Особенно актуальны такие механизмы в отношении коротких и дорогих займов, где процентная ставка растет быстро. У нас есть такой продукт на микрофинансовом рынке, самый, наверное, публично «известный» — это займы до зарплаты. Говорю в кавычках, потому что он, будучи самым маленьким по объему в портфеле (всего 15% портфеля), по-моему, в СМИ занимает 85%. А займы малому бизнесу, которые составляют 40% от портфеля МФО, наоборот, почти не освещаются. Хотя реальные истории предпринимателей из глубинки, вставших на ноги благодаря микрозаймам, очень вдохновляющие и интересные.
Понимая социальный риск, приходящийся на потребителей займов до зарплаты, мы пришли к выводу, что самый разумный путь — это установить верхний размер долга по процентам к долгу по телу займа на соотношении 4:1 или близко к этому. По такому пути пошла, например, Северная Европа, по такому пути пошли многие штаты в США.
Введение подобного ограничителя исключает ситуации, при которых человек, взяв, например, 5 тыс. рублей, выяснил, что он через два года должен 500 тыс.
Эльман Мехтиев: Эта норма реализована сейчас где-нибудь у нас в России в каком-нибудь СРО или в каком-нибудь микрофинансовом институте?
Михаил Мамута: Нет, эта норма пока на уровне закона не реализована, но мы обсуждали ее с саморегулируемыми организациями, с участниками рынка и по большому счету пришли к консенсусу. Плохие кредитные политики, которые допускают формирование высокой просрочки в больших объемах, невыгодны не только государству, но и самим кредиторам, так как приучают их заемщиков к безответственному кредитному поведению.
Вообще нахождение баланса интересов между кредитором и потребителем — это всегда, наверное, самый сложный вопрос. Потому что перегнешь палку в сторону кредитора — получишь ситуацию, при которой страдает потребитель. Перегнешь в сторону потребителя, то есть защитишь его от кредиторов слишком сильно, — получишь ситуацию, при которой определенные категории потребителей начнут «вываливаться» из легального кредитования в силу слишком жестких требований. Таким образом можно неожиданно поддержать развитие серого рынка.
Франция, например, в последние годы пытается бороться с этим явлением как раз через развитие микрофинансирования, потому что во Франции много выходцев из Северной Африки, не имеющих доступа к банковским услугам. Включение их в финансовую сферу — это еще и путь снижения социальной напряженности, потому что человеку дается возможность заработать себе на хлеб, стать предпринимателем, подняться в нижний средний класс, как-то социализироваться. В противном случае формируются замкнутые анклавы, в которых развиваются неформальные финансовые системы и сопутствующие им риски, в том числе и такие чувствительные, как риски отмывания преступных доходов или терроризма. Недооценивать эту проблему не стоит, потому что иначе можно построить красивое здание с фасада, у которого со двора — в лучших традициях уличный базарчик.

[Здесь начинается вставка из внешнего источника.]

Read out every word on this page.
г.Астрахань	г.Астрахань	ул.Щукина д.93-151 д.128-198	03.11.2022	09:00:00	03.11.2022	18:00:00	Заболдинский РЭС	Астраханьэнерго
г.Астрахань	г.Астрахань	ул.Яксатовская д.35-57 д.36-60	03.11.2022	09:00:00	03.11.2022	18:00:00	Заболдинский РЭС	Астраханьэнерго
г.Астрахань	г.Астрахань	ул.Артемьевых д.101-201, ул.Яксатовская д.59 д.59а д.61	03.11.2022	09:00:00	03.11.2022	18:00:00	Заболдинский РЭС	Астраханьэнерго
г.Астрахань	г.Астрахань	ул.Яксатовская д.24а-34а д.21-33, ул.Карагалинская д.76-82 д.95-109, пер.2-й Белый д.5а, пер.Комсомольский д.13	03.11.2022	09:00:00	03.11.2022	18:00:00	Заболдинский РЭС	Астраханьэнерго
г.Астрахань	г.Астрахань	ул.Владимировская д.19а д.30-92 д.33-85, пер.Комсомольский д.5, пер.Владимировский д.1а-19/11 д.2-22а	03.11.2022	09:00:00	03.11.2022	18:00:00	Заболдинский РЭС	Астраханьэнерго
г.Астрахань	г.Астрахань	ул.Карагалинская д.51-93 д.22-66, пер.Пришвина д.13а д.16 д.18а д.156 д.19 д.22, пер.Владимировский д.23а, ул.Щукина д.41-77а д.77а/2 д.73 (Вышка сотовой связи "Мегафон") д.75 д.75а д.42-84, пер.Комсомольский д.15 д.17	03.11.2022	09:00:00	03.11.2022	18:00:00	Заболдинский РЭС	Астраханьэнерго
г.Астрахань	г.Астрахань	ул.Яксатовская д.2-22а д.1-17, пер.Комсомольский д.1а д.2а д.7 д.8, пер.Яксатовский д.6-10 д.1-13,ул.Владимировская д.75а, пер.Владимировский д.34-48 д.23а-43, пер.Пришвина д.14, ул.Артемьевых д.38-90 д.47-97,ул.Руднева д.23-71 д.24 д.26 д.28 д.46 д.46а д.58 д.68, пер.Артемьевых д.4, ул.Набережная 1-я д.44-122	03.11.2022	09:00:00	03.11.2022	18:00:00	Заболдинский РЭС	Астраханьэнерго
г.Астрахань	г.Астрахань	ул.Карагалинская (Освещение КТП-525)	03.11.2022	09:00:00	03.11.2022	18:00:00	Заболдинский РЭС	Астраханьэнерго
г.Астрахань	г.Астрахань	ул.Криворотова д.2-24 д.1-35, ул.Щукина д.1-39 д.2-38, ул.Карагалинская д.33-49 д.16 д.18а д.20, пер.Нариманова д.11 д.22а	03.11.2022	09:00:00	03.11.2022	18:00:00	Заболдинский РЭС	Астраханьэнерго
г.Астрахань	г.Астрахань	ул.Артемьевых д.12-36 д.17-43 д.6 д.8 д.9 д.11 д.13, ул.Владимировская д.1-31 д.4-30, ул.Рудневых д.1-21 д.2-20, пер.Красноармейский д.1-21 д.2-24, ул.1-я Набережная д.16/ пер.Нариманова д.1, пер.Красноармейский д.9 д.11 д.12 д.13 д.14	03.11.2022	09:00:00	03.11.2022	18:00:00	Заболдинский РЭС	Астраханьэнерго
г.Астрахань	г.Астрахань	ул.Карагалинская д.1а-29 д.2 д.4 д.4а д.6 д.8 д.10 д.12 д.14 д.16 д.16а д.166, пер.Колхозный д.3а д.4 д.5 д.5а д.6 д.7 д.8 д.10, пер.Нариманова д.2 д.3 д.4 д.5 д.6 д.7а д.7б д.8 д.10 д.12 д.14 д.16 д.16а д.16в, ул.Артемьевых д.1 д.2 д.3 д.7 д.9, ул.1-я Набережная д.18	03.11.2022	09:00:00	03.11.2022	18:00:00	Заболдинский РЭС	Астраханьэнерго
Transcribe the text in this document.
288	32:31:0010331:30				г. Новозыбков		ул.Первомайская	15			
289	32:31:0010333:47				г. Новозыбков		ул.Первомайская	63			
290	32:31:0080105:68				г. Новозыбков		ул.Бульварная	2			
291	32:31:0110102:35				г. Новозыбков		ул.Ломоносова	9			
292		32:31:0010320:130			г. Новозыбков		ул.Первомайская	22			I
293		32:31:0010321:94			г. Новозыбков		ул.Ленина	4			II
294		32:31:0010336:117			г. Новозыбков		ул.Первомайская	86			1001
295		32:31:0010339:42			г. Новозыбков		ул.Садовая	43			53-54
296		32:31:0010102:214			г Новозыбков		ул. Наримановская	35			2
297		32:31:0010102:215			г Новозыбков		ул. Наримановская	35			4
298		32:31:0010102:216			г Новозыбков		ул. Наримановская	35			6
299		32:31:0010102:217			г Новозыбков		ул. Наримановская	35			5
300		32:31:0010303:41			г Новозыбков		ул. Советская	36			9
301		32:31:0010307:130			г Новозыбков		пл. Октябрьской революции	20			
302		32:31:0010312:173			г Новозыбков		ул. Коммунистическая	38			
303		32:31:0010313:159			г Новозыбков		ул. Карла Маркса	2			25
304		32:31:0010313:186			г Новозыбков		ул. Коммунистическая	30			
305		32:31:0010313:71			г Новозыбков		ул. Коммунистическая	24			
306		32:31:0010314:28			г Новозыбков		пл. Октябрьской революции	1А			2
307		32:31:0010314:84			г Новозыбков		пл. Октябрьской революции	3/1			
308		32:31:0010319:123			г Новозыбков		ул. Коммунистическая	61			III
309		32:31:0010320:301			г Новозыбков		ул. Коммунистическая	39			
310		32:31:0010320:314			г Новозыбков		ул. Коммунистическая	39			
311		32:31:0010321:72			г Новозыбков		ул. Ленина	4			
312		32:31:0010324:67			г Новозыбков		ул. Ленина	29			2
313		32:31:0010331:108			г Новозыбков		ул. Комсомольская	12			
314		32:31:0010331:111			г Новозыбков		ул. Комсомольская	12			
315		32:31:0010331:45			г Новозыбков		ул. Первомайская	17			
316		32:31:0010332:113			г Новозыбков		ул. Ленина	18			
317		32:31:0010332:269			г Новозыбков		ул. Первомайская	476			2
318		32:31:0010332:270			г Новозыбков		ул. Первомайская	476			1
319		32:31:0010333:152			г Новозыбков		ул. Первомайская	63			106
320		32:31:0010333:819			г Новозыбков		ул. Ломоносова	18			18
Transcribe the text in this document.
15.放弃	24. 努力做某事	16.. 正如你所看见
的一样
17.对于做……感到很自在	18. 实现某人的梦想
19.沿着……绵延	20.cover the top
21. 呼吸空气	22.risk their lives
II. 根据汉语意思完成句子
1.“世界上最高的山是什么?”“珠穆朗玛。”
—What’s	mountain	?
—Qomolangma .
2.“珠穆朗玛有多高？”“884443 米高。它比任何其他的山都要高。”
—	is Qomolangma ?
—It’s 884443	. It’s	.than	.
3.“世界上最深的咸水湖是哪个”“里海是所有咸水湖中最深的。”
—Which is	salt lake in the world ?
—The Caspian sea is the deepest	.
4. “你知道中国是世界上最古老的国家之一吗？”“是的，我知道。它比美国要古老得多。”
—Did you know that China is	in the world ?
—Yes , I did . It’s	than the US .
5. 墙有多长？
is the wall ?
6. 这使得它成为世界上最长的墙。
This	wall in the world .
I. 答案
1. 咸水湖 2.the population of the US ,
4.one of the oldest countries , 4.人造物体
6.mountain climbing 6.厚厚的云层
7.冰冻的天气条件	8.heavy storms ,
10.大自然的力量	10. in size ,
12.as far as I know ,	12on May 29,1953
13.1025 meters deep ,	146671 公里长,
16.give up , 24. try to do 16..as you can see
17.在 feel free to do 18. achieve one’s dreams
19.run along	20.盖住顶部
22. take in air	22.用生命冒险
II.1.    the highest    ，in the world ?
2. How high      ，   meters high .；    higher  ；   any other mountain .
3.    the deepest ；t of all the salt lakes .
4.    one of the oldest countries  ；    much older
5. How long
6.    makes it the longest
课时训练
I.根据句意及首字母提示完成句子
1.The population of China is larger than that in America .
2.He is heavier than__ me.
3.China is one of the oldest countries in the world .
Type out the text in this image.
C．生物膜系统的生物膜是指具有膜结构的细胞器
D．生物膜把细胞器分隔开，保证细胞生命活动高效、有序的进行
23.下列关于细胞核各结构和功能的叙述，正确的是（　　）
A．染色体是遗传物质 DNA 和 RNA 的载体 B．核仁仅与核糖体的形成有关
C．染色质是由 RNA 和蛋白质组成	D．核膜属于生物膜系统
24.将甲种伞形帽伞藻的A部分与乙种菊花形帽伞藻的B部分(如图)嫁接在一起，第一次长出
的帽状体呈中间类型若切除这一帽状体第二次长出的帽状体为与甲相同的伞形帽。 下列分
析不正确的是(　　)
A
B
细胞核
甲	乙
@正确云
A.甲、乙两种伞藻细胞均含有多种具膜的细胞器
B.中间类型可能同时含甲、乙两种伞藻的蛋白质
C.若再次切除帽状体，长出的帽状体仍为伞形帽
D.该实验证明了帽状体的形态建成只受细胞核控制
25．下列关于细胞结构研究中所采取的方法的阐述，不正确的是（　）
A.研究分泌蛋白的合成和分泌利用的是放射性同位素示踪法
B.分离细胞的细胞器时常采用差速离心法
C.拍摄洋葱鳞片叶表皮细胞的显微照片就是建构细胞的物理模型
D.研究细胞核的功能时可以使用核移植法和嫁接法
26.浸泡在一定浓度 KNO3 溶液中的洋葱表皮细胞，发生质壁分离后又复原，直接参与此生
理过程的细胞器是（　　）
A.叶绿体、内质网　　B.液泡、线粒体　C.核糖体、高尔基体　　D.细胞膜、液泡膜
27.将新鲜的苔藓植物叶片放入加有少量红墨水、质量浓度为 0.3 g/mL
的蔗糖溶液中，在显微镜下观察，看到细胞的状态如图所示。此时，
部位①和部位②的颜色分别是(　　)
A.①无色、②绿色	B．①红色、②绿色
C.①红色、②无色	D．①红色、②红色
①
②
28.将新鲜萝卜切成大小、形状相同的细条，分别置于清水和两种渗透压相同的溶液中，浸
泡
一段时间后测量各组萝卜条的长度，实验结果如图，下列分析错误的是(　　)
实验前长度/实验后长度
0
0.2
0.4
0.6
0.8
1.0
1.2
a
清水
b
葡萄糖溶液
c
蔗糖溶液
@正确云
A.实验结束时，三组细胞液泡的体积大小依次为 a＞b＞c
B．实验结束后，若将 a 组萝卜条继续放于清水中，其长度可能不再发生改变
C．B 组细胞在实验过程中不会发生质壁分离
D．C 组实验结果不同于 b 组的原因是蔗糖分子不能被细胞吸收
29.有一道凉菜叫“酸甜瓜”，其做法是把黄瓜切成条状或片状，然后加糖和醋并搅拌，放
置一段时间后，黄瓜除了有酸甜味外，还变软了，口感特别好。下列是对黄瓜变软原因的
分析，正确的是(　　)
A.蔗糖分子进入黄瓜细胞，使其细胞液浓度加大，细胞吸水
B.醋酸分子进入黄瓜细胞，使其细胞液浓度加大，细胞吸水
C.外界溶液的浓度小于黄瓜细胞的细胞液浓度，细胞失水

Эльман Мехтиев: Ок, предлагаю теперь посмотреть на тему финансовой доступности вот с какой стороны. Современные технологии позволяют находить и делать продукт все более и более доступным, в прямой зависимости, в конечном счете, от уровня проникновения широкополосного доступа к Интернету. В конечном счете проблема-то одна — и там, и там есть проблема идентификации. Как на это смотрит регулятор? И что такое дистанционные каналы для микрофинансов — это мода или необходимость?
Михаил Мамута: То, что финансовый рынок в общем уходит в Интернет, уже достаточно очевидный факт. Есть такая глобальная концепция, как «Цифровые финансовые услуги», digital financial services, и она неразрывно связана с IT-технологиями. Причины, почему это происходит, мне кажется, совершенно очевидны — это удобно. Намного более важный вопрос, как работать с этим трендом.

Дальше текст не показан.